Homesteaders build dreams for themselves and each other Group's collective labor lets members be homeowners.


Salimah Hassan left home yesterday morning in work boots and gloves to carve out her future.

Ms. Hassan spends her free time installing sheet rock, hammering molding and hauling debris for the People's Homesteading Group.

Every hour that she works on houses in inner city neighborhoods goes toward her goal of owning her own home.

The more she works on other homes, the sooner she'll get her own.

The 10-year-old grass roots organization works under the principle of sweat equity. Members contribute hundreds of hours of their time renovating houses for others. In exchange, they eventually get their own homes.

The prices are low. The mortgages are affordable. Ms. Hassan hopes she will pay only about $250 a month to live in her home on West North Avenue, which should be completed later this year.

"But I'm hoping for this summer. My dream date is July 1992," the 41-year-old health counselor says with a grin. "I wanted to buy a house since I was 25."

She is a patient woman.

It took her 10 years to get her college degree, going to school part-time while raising two children alone. She's still paying off $14,000 in college loans.

And it'll take her three years working with People's Homesteading to get her own house.

She's already worked 700 to 800 hours toward her goal. She seems to accept the hard work as part of her life plan.

Twelve years ago, she says, she changed her name from Alfreda Munford because "I wanted to improve my life."

She chose two Muslim names to remind herself of her life's aims.

Salimah means "peaceful, not easily upset," she says. Hassan means, "making better, beautiful."

Her many months of work with the homesteading group have been "like a therapy group" with the other members, mostly women.

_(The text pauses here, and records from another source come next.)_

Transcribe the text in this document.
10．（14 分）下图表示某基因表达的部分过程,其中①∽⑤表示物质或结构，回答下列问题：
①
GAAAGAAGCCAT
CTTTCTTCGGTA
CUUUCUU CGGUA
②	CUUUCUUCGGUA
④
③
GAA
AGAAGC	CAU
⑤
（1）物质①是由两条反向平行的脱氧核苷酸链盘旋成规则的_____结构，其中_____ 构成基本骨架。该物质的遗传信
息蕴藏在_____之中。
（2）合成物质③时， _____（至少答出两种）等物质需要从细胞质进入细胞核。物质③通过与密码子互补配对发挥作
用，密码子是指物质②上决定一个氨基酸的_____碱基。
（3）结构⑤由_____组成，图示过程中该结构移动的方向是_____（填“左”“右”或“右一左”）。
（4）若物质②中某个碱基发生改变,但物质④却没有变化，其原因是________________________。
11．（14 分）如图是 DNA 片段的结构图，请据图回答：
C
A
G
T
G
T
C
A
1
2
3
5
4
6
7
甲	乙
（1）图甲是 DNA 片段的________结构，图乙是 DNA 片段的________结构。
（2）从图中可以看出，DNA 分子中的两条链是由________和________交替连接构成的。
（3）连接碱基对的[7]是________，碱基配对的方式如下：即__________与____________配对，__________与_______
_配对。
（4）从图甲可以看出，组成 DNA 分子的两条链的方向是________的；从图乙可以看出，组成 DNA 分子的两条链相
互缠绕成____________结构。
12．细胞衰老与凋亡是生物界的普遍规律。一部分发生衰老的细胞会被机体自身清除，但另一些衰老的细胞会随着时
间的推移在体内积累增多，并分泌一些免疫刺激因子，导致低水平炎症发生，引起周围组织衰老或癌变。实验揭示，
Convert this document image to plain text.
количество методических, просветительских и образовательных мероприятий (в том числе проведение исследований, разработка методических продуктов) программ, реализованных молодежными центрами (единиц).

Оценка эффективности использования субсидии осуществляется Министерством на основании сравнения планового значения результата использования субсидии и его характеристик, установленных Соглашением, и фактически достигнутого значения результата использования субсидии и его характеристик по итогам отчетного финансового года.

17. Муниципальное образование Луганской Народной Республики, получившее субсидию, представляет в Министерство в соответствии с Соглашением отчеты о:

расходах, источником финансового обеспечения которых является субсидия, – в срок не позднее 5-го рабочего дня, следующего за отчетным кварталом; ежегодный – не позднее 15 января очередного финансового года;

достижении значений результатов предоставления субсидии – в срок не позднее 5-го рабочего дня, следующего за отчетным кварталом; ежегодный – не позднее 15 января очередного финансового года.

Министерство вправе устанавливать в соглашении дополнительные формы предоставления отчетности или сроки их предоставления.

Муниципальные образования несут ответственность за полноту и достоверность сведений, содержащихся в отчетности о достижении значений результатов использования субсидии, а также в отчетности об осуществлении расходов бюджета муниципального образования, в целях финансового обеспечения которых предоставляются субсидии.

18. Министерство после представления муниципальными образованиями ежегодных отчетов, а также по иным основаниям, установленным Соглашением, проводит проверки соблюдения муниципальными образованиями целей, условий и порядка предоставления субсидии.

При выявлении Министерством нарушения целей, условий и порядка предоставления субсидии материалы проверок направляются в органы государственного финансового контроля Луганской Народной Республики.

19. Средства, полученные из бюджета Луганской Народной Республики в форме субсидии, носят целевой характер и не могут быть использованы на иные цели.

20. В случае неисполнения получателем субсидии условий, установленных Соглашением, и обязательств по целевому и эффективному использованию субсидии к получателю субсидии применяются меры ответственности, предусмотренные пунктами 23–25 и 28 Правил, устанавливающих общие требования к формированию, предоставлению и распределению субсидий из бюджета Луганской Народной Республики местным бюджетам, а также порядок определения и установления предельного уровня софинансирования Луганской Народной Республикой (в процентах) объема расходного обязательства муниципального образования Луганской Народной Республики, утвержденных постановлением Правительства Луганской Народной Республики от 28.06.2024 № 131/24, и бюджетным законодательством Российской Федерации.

"We get mothers and grandmothers and their friends. We've now got guys who are getting involved, too," she says. When she started out with the group, she says, most of the people working toward their own homes were single mothers.

When carpal tunnel syndrome weakened her right hand, "I learned to hammer with my left hand," she says proudly.

Yesterday found Ms. Hassan out in the bright sun just four blocks from Johns Hopkins Hospital, overseeing a crew of volunteers working along McDonogh Street in the middle of a rough neighborhood called Middle East. Behind seven houses smelling of fresh sawdust, the crew was filling buckets with old bricks and wood as it cleaned debris during the Homesteading group's annual "workathon."

The workathon included 150 volunteers and regular group members, some working on McDonogh Street and others working across town in the 2800 block of W. North Avenue.

The volunteers come together for a weekend each year, finding sponsors who will contribute money to the group for each hour worked.